Make no mistake—this is an all-out attack on higher education. When the current president refers to the “enemies from within,” this in part means us. For some reason, higher education leaders currently think that they can simply put their heads down, not make waves and ride out this storm. For every leader like President Danielle Holley of Mount Holyoke College, who openly challenges Trump’s attacks on DEI, there are many more who are removing DEI language from websites while considering shutting down these programs.

This is extremely misguided, because being quiet will not save us.

Bending the knee and precomplying will not stave off these attacks.

Acquiescing to censorship will not stop the threats.

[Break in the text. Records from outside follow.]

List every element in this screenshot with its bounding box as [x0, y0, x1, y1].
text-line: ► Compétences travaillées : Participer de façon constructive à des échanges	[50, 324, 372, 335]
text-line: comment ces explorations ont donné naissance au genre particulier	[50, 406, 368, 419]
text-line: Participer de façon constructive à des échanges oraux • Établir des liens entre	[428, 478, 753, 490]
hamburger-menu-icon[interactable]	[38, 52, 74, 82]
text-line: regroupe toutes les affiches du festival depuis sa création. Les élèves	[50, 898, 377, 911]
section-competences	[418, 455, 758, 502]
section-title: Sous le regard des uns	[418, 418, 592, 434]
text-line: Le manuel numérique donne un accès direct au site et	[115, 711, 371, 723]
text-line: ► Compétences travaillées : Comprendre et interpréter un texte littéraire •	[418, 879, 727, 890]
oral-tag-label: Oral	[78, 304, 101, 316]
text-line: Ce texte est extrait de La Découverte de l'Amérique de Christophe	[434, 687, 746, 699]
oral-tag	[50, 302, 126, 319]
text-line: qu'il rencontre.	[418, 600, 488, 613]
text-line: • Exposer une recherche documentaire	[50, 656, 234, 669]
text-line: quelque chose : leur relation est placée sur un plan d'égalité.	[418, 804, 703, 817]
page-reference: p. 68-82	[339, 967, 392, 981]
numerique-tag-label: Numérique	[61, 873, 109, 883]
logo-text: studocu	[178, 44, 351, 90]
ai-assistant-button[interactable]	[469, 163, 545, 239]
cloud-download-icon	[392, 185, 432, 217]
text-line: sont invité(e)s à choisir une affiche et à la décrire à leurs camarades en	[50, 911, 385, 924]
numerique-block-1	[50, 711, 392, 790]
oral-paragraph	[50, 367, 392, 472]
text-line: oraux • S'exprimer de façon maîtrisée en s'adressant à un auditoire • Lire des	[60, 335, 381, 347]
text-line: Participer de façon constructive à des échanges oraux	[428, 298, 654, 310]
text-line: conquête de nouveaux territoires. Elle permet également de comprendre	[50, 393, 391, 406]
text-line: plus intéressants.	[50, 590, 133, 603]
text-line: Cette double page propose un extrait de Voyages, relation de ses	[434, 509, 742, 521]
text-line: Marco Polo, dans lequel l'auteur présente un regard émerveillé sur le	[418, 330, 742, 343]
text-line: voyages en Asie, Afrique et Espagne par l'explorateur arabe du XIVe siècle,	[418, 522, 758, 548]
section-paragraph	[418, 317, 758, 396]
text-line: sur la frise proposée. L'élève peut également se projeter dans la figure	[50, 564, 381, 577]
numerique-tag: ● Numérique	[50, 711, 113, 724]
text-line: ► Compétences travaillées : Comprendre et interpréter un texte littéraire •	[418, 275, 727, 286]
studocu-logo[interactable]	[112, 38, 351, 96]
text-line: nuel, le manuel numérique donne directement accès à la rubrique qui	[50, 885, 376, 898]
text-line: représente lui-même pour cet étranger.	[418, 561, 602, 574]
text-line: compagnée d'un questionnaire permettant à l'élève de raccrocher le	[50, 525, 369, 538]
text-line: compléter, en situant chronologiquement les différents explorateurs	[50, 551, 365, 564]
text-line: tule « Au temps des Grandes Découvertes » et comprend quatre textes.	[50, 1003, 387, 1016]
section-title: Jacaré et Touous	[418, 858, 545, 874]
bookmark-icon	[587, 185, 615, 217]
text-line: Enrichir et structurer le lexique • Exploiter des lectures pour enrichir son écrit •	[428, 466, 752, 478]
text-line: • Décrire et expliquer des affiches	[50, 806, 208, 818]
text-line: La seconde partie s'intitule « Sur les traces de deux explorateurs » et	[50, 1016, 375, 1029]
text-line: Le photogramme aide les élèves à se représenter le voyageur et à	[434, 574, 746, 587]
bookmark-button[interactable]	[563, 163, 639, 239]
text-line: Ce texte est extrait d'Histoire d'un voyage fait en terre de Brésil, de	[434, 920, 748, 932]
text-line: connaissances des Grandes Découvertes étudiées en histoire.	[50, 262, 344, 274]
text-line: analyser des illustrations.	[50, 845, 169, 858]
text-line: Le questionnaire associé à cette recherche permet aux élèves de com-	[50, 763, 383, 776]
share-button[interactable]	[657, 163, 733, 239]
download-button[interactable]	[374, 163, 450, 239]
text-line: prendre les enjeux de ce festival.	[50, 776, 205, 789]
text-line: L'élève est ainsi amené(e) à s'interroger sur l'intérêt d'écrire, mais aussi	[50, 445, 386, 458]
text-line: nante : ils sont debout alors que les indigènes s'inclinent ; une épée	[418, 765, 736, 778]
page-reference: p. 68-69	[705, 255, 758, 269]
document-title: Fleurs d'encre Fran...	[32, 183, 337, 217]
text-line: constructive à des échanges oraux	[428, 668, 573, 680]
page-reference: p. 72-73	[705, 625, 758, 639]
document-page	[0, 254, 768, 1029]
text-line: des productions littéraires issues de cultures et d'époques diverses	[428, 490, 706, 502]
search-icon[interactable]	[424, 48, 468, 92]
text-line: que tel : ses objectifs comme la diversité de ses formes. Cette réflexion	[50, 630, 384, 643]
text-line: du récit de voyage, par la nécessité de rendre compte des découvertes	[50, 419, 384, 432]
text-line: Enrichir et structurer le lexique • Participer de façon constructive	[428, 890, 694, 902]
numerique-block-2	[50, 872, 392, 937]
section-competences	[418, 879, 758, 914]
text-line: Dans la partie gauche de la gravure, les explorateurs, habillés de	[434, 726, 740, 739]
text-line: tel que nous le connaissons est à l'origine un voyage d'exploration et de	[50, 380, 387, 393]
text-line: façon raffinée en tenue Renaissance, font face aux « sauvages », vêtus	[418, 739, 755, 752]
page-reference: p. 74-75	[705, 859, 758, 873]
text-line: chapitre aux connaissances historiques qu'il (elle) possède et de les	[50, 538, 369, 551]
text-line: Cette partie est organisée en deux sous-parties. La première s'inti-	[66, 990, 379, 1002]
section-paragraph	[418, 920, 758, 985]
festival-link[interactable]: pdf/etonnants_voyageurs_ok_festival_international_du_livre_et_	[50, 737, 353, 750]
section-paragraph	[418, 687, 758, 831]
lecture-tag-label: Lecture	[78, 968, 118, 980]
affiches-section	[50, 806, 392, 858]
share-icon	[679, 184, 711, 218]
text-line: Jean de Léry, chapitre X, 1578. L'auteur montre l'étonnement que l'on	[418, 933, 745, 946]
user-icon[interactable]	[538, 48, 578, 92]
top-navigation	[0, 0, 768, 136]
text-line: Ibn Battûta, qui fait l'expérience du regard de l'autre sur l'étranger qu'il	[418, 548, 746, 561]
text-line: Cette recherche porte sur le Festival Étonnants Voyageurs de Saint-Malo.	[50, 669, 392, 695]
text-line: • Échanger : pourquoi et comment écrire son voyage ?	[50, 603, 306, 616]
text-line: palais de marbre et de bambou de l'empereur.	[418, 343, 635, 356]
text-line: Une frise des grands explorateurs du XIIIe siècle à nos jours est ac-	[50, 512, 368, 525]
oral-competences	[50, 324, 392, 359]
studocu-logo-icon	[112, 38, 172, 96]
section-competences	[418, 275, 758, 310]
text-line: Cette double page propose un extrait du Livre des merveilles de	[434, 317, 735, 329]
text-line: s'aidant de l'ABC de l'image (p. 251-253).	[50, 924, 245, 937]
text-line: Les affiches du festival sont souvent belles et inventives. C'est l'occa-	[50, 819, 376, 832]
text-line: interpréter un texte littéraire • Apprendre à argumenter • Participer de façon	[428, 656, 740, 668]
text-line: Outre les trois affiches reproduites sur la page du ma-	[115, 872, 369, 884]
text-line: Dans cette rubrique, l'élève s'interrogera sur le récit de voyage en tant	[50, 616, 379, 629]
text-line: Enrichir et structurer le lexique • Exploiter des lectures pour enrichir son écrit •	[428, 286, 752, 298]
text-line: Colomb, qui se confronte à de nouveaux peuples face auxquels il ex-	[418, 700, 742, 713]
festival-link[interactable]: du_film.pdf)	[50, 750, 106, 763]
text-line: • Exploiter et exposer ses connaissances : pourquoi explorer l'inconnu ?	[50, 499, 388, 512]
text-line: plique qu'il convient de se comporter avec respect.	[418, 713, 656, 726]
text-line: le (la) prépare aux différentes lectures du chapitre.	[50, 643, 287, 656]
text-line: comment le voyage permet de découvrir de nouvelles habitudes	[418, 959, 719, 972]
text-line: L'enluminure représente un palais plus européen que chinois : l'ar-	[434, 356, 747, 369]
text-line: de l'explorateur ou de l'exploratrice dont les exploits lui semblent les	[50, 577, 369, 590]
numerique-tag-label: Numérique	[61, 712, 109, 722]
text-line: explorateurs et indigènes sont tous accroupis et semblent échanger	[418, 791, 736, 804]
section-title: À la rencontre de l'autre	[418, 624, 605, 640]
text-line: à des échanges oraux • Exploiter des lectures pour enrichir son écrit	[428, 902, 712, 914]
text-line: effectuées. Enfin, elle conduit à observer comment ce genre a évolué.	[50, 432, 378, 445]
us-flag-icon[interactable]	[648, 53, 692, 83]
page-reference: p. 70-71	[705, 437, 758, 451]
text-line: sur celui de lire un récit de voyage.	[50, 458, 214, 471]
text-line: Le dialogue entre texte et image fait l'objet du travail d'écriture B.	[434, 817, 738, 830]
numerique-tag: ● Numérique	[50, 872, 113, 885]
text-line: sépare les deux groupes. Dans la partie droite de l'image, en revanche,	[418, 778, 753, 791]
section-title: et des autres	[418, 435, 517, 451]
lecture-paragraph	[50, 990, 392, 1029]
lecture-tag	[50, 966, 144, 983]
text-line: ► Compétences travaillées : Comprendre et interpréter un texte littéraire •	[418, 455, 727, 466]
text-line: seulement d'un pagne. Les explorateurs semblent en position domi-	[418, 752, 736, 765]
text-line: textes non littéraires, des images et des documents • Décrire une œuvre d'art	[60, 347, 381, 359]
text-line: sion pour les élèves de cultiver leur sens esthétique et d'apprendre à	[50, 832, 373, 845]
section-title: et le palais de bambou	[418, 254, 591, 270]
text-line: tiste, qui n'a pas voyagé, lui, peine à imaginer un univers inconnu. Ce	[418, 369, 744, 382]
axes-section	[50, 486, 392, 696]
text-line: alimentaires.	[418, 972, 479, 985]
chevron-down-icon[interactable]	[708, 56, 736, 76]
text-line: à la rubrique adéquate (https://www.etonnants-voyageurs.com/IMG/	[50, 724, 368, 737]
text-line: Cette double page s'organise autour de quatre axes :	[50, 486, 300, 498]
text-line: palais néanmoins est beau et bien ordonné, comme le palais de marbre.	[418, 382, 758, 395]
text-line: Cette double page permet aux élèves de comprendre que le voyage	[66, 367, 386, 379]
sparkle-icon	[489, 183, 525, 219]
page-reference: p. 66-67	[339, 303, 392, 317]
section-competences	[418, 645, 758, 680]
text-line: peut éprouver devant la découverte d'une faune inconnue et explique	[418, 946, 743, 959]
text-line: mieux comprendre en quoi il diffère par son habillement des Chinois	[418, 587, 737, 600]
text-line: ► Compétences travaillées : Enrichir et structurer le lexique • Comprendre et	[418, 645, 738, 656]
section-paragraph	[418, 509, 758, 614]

Only engaging in collective, bold, public, strategic struggle and disruption has the potential to do so.

We did not pick this fight, but this is the fight that we are in.

Nolan L. Cabrera is a professor at the University of Arizona, but he writes this as a private citizen. Views expressed here are only his own. He is the author of Whiteness in the Ivory Tower (Teachers College Press, 2024), and this op-ed is adapted from Chapter 3 of the book. He is also the co-author of Banned: The Fight for Mexican American Studies in the Streets and in the Courts (Cambridge University Press, 2025).